Feeling Genuine Emotional Heartbreak

Will you allow me an opportunity to slightly prick my heart? Bleeding, as you've learned, isn't simple nor is it simply done – speaking for myself. I'm not ready to spill out, not yet. But will you allow me to share a moment, just a moment, of how I feel about one of the many, many times this cardboard cutout of a clichéd desperado acted out terribly with my children, my lovely, beautiful, vulnerable children? 


First, let me reveal a tiny beam of sunshine that brightened my childhood. For a child, there's probably no day more important than Christmas. And next to a child's parents, Santa Claus holds a powerful grip on their imagination. Every adult remembers the story: Santa and his elves working tirelessly all year to make toys for children around the world. Each Christmas Eve, Santa loads his sleigh and embarks on a global gift-giving mission. But a young Tod, with only one "d," ponders, "Where does Santa begin his journey? France? Africa? Japan? Oregon?" The possibilities are endless! 


What if your grandparents were amazing enough to convince you that your house, out of the entire world, was Santa's fifth stop? That's what mine did! And let me tell you, I felt incredibly special and ultra-important. (Seriously, did those first four houses even matter?) That wasn't just a tiny beam of sunshine; it was a colossal one! 


But the much older desperado, that unfeeling cardboard cutout, made a unilateral decision – against his wife's protests, because he "knew better" – that he alone decided to shatter his children's belief in Santa Claus. What had happened to me? Why had I forgotten the precious gift my grandparents gave me, that feeling of importance that fueled years of bragging about being the fifth house Santa visited? How had my heart hardened to the point where I couldn't understand that my kids deserved that same touch of innocent magic in their lives? 


Their arguments, especially my son's, were as logical, intelligent, and heart-wrenchingly honest as they were innocent. He was so young, so vulnerable, protesting my cruelty to him and his sister. "But how did this" and "how did that," he pleaded, but his words fell on deaf ears. His sister, almost two years older, responded with heartbreaking sincerity and tenderness – taking on a burden I should have carried – years down the road. As I look back, I realize the depth of my cruelty. 
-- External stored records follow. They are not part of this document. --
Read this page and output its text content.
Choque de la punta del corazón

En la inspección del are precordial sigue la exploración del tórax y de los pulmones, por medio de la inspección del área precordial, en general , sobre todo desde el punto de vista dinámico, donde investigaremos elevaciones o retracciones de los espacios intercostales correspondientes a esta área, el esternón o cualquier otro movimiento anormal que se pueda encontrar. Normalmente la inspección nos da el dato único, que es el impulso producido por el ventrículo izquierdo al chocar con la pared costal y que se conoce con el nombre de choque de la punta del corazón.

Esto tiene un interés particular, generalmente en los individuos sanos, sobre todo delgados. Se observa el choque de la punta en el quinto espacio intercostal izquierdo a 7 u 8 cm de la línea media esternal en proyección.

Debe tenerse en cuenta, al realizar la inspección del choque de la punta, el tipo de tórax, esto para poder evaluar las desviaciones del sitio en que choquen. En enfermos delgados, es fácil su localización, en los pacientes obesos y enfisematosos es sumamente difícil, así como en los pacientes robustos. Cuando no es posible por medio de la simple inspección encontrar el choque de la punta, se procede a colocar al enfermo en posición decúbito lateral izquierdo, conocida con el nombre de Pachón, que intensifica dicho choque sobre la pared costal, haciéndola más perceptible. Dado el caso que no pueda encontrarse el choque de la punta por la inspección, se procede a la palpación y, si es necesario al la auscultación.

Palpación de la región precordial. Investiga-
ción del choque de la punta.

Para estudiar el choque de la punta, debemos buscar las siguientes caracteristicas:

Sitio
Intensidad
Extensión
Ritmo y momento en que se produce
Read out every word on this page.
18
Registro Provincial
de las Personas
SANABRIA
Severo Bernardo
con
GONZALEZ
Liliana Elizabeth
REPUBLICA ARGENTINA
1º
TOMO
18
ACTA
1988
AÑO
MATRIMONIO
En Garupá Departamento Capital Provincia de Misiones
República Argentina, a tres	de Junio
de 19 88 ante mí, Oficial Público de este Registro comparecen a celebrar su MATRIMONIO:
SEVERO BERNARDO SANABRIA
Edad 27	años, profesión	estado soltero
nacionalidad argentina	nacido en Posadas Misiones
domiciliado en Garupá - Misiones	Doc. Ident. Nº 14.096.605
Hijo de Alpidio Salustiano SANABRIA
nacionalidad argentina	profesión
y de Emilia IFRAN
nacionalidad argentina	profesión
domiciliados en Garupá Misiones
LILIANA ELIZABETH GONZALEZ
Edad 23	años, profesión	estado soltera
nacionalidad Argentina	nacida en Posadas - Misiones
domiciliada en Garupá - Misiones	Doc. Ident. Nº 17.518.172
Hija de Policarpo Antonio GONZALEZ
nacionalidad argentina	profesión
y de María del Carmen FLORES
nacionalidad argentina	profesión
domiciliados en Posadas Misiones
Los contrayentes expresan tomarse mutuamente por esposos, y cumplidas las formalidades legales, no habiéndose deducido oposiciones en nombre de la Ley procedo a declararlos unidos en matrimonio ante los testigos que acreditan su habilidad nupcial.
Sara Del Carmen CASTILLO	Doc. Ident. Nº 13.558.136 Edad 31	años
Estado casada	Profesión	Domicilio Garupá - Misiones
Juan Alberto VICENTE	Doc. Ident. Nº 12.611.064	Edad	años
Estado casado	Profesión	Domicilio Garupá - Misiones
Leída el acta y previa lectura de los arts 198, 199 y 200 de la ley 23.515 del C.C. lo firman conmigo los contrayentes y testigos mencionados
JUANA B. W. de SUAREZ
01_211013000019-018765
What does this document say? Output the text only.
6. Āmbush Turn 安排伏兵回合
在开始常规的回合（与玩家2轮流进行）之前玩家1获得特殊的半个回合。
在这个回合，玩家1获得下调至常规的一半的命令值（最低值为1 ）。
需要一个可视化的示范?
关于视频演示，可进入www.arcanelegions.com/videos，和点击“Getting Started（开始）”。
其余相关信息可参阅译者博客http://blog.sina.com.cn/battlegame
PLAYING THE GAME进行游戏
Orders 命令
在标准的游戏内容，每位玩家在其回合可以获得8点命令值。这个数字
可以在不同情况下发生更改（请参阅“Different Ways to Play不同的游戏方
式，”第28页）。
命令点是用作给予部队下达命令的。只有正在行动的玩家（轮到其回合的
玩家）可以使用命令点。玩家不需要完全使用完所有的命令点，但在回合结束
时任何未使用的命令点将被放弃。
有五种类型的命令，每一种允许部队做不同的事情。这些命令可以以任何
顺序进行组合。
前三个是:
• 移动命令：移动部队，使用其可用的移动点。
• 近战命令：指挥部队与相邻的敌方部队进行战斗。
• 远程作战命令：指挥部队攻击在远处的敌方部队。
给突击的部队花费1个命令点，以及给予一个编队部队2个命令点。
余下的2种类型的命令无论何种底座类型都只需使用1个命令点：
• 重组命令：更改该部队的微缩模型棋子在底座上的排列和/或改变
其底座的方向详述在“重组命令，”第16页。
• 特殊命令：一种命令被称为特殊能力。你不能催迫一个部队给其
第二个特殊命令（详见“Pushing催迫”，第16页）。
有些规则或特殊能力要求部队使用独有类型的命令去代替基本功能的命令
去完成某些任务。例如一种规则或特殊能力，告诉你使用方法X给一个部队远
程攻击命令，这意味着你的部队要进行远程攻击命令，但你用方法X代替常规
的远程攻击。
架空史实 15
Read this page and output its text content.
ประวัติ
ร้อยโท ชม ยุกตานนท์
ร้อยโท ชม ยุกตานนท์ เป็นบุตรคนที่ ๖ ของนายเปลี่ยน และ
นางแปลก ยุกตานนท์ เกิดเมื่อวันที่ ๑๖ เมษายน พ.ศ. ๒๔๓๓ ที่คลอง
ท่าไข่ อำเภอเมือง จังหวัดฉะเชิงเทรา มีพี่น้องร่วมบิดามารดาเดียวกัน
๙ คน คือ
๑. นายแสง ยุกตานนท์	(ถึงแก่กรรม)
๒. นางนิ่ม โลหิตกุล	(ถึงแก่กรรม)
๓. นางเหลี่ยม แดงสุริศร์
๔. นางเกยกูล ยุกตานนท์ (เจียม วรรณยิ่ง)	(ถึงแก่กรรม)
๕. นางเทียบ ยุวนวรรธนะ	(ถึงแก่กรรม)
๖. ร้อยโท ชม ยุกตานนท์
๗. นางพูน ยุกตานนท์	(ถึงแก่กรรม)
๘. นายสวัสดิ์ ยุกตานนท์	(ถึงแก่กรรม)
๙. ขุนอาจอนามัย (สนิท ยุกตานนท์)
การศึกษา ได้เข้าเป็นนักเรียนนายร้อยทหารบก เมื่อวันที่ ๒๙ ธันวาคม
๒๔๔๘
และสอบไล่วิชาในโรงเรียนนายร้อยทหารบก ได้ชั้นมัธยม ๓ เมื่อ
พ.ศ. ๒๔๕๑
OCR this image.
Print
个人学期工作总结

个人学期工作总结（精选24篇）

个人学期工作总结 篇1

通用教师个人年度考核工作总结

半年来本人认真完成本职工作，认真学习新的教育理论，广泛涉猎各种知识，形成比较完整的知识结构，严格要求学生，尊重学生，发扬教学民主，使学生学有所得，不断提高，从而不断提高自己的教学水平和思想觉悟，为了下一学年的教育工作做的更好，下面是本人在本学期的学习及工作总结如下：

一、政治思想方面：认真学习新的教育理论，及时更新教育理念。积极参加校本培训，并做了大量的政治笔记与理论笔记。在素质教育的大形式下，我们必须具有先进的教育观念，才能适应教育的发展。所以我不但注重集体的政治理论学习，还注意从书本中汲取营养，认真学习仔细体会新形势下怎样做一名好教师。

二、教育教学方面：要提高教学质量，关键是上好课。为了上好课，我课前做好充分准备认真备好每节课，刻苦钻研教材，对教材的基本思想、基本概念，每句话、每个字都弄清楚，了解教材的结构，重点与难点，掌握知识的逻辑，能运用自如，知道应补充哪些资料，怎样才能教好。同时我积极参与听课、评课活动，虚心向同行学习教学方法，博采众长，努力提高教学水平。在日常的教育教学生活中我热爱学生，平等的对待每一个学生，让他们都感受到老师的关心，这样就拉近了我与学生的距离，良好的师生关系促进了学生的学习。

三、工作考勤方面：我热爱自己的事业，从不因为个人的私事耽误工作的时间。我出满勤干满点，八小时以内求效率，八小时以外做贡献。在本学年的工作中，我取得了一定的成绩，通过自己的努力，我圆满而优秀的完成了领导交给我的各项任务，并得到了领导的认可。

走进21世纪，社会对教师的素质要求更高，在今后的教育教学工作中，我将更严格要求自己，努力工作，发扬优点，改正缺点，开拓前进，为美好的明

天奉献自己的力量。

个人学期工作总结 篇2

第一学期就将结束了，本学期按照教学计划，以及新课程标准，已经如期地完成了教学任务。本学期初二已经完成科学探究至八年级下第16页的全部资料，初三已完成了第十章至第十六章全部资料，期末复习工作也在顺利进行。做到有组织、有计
While they never received anything close to the gift my grandparents had given me, my kids still had the yearly anticipation, the wonder that transcended their world, their friends, family – even their parents. Yet, I might as well have ripped my son's heart out and thrown my daughter to the lions. This memory fills me with rage at myself. I feel deep hatred directed solely inward for my actions – how dare I steal something I was taught to cherish? I feel profound sadness for my children, mourning something they can never recapture. Most of all, I feel an unforgivable regret. I feel monstrous, a vile beast. 


The Pinprick of Change 

Points of Light, yes, this is just a pinprick, but I'm casting off the cardboard facade. The desperado has proven, mostly to himself, that he has blood and can bleed his feelings for you. For this, I make no apologies.